Monday, August 12, 2013

Too Much Motivation?


You often see Motivation Monday posts. I wanted to talk about motivation today, but maybe not quite what most people would expect. 

I was thinking about motivation a lot over the weekend. Where it comes from, how it inspires, and also how it can be taken too far. Just take a quick gander over on Pinterest and you'll find more motivational quotes and images than you could use in a lifetime. Then check out your Twitter or Facebook feed. Again, posts about PRs, crushing workouts, miles run, weights and reps lifted. Now visit Instagram and tell me what you see. Yep, more of the same.

That's all well and good. It's inspiring to see others out there pushing hard, achieving goals, hitting PRs. It's great to see an image or quote urging us to not quit, to keep going, to push on through the pain. 

However, at what cost? One of my least favorite images/quotes I see is the one about never regretting a workout. I'm sorry, but I've regretted a workout before. Was I glad I finished it? Maybe. But I have pushed too hard and worked out when perhaps I should have rested and hated the workout the whole time. And I'll admit that. But I want other people to admit it too. 

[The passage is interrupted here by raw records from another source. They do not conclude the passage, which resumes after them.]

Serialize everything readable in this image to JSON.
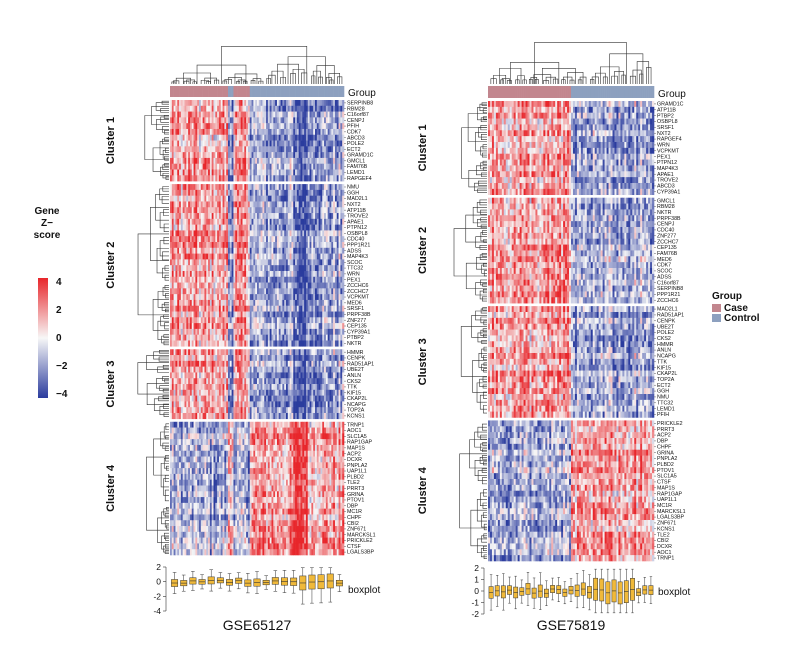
{
  "chart_data": [
    {
      "type": "heatmap",
      "dataset": "GSE65127",
      "group_label": "Group",
      "boxplot_label": "boxplot",
      "boxplot_ylim": [
        -4,
        2
      ],
      "boxplot_ticks": [
        "2",
        "0",
        "-2",
        "-4"
      ],
      "groups": [
        "Case",
        "Case",
        "Case",
        "Case",
        "Case",
        "Case",
        "Case",
        "Case",
        "Case",
        "Case",
        "Case",
        "Case",
        "Case",
        "Case",
        "Case",
        "Case",
        "Case",
        "Case",
        "Case",
        "Case",
        "Case",
        "Case",
        "Case",
        "Case",
        "Case",
        "Case",
        "Case",
        "Case",
        "Case",
        "Case",
        "Case",
        "Case",
        "Control",
        "Control",
        "Control",
        "Case",
        "Case",
        "Case",
        "Case",
        "Case",
        "Case",
        "Case",
        "Case",
        "Case",
        "Control",
        "Control",
        "Control",
        "Control",
        "Control",
        "Control",
        "Control",
        "Control",
        "Control",
        "Control",
        "Control",
        "Control",
        "Control",
        "Control",
        "Control",
        "Control",
        "Control",
        "Control",
        "Control",
        "Control",
        "Control",
        "Control",
        "Control",
        "Control",
        "Control",
        "Control",
        "Control",
        "Control",
        "Control",
        "Control",
        "Control",
        "Control",
        "Control",
        "Control",
        "Control",
        "Control",
        "Control",
        "Control",
        "Control",
        "Control",
        "Control",
        "Control",
        "Control",
        "Control",
        "Control",
        "Control",
        "Control",
        "Control",
        "Control",
        "Control",
        "Control",
        "Control"
      ],
      "clusters": [
        {
          "name": "Cluster 1",
          "pattern": "case-high",
          "genes": [
            "SERPINB8",
            "RBM28",
            "C16orf87",
            "CENPJ",
            "PFIH",
            "CDK7",
            "ABCD3",
            "POLE2",
            "ECT2",
            "GRAMD1C",
            "GMCL1",
            "FAM76B",
            "LEMD1",
            "RAPGEF4"
          ]
        },
        {
          "name": "Cluster 2",
          "pattern": "case-high",
          "genes": [
            "NMU",
            "GGH",
            "MAD2L1",
            "NXT2",
            "ATP11B",
            "TROVE2",
            "APAE1",
            "PTPN12",
            "OSBPL8",
            "CDC40",
            "PPP1R21",
            "ADSS",
            "MAP4K3",
            "SCOC",
            "TTC32",
            "WRN",
            "PEX1",
            "ZCCHC6",
            "ZCCHC7",
            "VCPKMT",
            "MED6",
            "SRSF1",
            "PRPF38B",
            "ZNF277",
            "CEP135",
            "CYP39A1",
            "PTBP2",
            "NKTR"
          ]
        },
        {
          "name": "Cluster 3",
          "pattern": "case-high",
          "genes": [
            "HMMR",
            "CENPK",
            "RAD51AP1",
            "UBE2T",
            "ANLN",
            "CKS2",
            "TTK",
            "KIF15",
            "CKAP2L",
            "NCAPG",
            "TOP2A",
            "KCNS1"
          ]
        },
        {
          "name": "Cluster 4",
          "pattern": "control-high",
          "genes": [
            "TRNP1",
            "AOC1",
            "SLC1A5",
            "RAP1GAP",
            "MAP1S",
            "ACP2",
            "DCXR",
            "PNPLA2",
            "UAP1L1",
            "PLBD2",
            "TLE2",
            "PRRT3",
            "GRINA",
            "PTOV1",
            "DBP",
            "MC1R",
            "CHPF",
            "CBI2",
            "ZNF671",
            "MARCKSL1",
            "PRICKLE2",
            "CTSF",
            "LGALS3BP"
          ]
        }
      ],
      "title": "GSE65127"
    },
    {
      "type": "heatmap",
      "dataset": "GSE75819",
      "group_label": "Group",
      "boxplot_label": "boxplot",
      "boxplot_ylim": [
        -2,
        2
      ],
      "boxplot_ticks": [
        "2",
        "1",
        "0",
        "-1",
        "-2"
      ],
      "groups": [
        "Case",
        "Case",
        "Case",
        "Case",
        "Case",
        "Case",
        "Case",
        "Case",
        "Case",
        "Case",
        "Case",
        "Case",
        "Case",
        "Case",
        "Case",
        "Case",
        "Case",
        "Case",
        "Case",
        "Case",
        "Case",
        "Case",
        "Case",
        "Case",
        "Case",
        "Case",
        "Case",
        "Case",
        "Case",
        "Case",
        "Case",
        "Case",
        "Case",
        "Case",
        "Case",
        "Case",
        "Case",
        "Case",
        "Case",
        "Case",
        "Case",
        "Case",
        "Control",
        "Control",
        "Control",
        "Control",
        "Control",
        "Control",
        "Control",
        "Control",
        "Control",
        "Control",
        "Control",
        "Control",
        "Control",
        "Control",
        "Control",
        "Control",
        "Control",
        "Control",
        "Control",
        "Control",
        "Control",
        "Control",
        "Control",
        "Control",
        "Control",
        "Control",
        "Control",
        "Control",
        "Control",
        "Control",
        "Control",
        "Control",
        "Control",
        "Control",
        "Control",
        "Control",
        "Control",
        "Control",
        "Control",
        "Control",
        "Control",
        "Control"
      ],
      "clusters": [
        {
          "name": "Cluster 1",
          "pattern": "case-high",
          "genes": [
            "GRAMD1C",
            "ATP11B",
            "PTBP2",
            "OSBPL8",
            "SRSF1",
            "NXT2",
            "RAPGEF4",
            "WRN",
            "VCPKMT",
            "PEX1",
            "PTPN12",
            "MAP4K3",
            "APAE1",
            "TROVE2",
            "ABCD3",
            "CYP39A1"
          ]
        },
        {
          "name": "Cluster 2",
          "pattern": "case-high",
          "genes": [
            "GMCL1",
            "RBM28",
            "NKTR",
            "PRPF38B",
            "CENPJ",
            "CDC40",
            "ZNF277",
            "ZCCHC7",
            "CEP135",
            "FAM76B",
            "MED6",
            "CDK7",
            "SCOC",
            "ADSS",
            "C16orf87",
            "SERPINB8",
            "PPP1R21",
            "ZCCHC6"
          ]
        },
        {
          "name": "Cluster 3",
          "pattern": "case-high",
          "genes": [
            "MAD2L1",
            "RAD51AP1",
            "CENPK",
            "UBE2T",
            "POLE2",
            "CKS2",
            "HMMR",
            "ANLN",
            "NCAPG",
            "TTK",
            "KIF15",
            "CKAP2L",
            "TOP2A",
            "ECT2",
            "GGH",
            "NMU",
            "TTC32",
            "LEMD1",
            "PFIH"
          ]
        },
        {
          "name": "Cluster 4",
          "pattern": "control-high",
          "genes": [
            "PRICKLE2",
            "PRRT3",
            "ACP2",
            "DBP",
            "CHPF",
            "GRINA",
            "PNPLA2",
            "PLBD2",
            "PTOV1",
            "SLC1A5",
            "CTSF",
            "MAP1S",
            "RAP1GAP",
            "UAP1L1",
            "MC1R",
            "MARCKSL1",
            "LGALS3BP",
            "ZNF671",
            "KCNS1",
            "TLE2",
            "CBI2",
            "DCXR",
            "AOC1",
            "TRNP1"
          ]
        }
      ],
      "title": "GSE75819"
    }
  ],
  "color_legend": {
    "title_lines": [
      "Gene",
      "Z−",
      "score"
    ],
    "ticks": [
      "4",
      "2",
      "0",
      "−2",
      "−4"
    ],
    "range": [
      -4,
      4
    ]
  },
  "group_legend": {
    "title": "Group",
    "items": [
      {
        "label": "Case",
        "color": "#c2868e"
      },
      {
        "label": "Control",
        "color": "#8da0bf"
      }
    ]
  },
  "colors": {
    "high": "#e8262b",
    "mid": "#f7f7f7",
    "low": "#2b3c9e",
    "box": "#f0b93a",
    "case": "#c2868e",
    "control": "#8da0bf"
  }
}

Sometimes I feel like all of those quotes, feeds, pictures can end up having a negative effect for people. You can start to question yourself. Do you really need to rest? I mean, Nike says to "Do it every damn day" and so do all the run streaks. Do you really have to do one extra mile or one extra rep or push for a faster mile? Sometimes, but not always. Sometimes less can be more. And it can be a fine line of figuring that out too. 

As a fitness trainer, part of my job is motivating others. But, I also have to be very careful in making certain that I don't carry that too far. In other words, I don't want to push a client so much that they end up burning out, overtraining or even worse end up injured. But at the same time, I know that I will have to push them at some points just like I have to push myself.

So where is that fine balance between motivating and shaming? I say shaming, and maybe that's too harsh of a word. But come on, tell me you haven't been just a tad envious of that person always getting a PR, whether it's running, biking, swimming, lifting? Makes you feel like you might not have pushed hard enough perhaps. And maybe you could skip that rest day. Just get in one more workout. No harm right?

And maybe motivation is different for everyone. Maybe some people need those quotes and need to see others pushing harder so they push harder. But perhaps a little can go a long way. 

For me, I think it's more important to find motivation from within. To not be comparing yourself to others all the time. Find out why you want to run faster, farther or lift heavier. 

Sometimes it's even about being inspired and motivated by the beauty of a morning. This was my motivation for 6 miles this morning. 


Where do you find your motivation? And do you think sometimes motivational quotes and such go too far?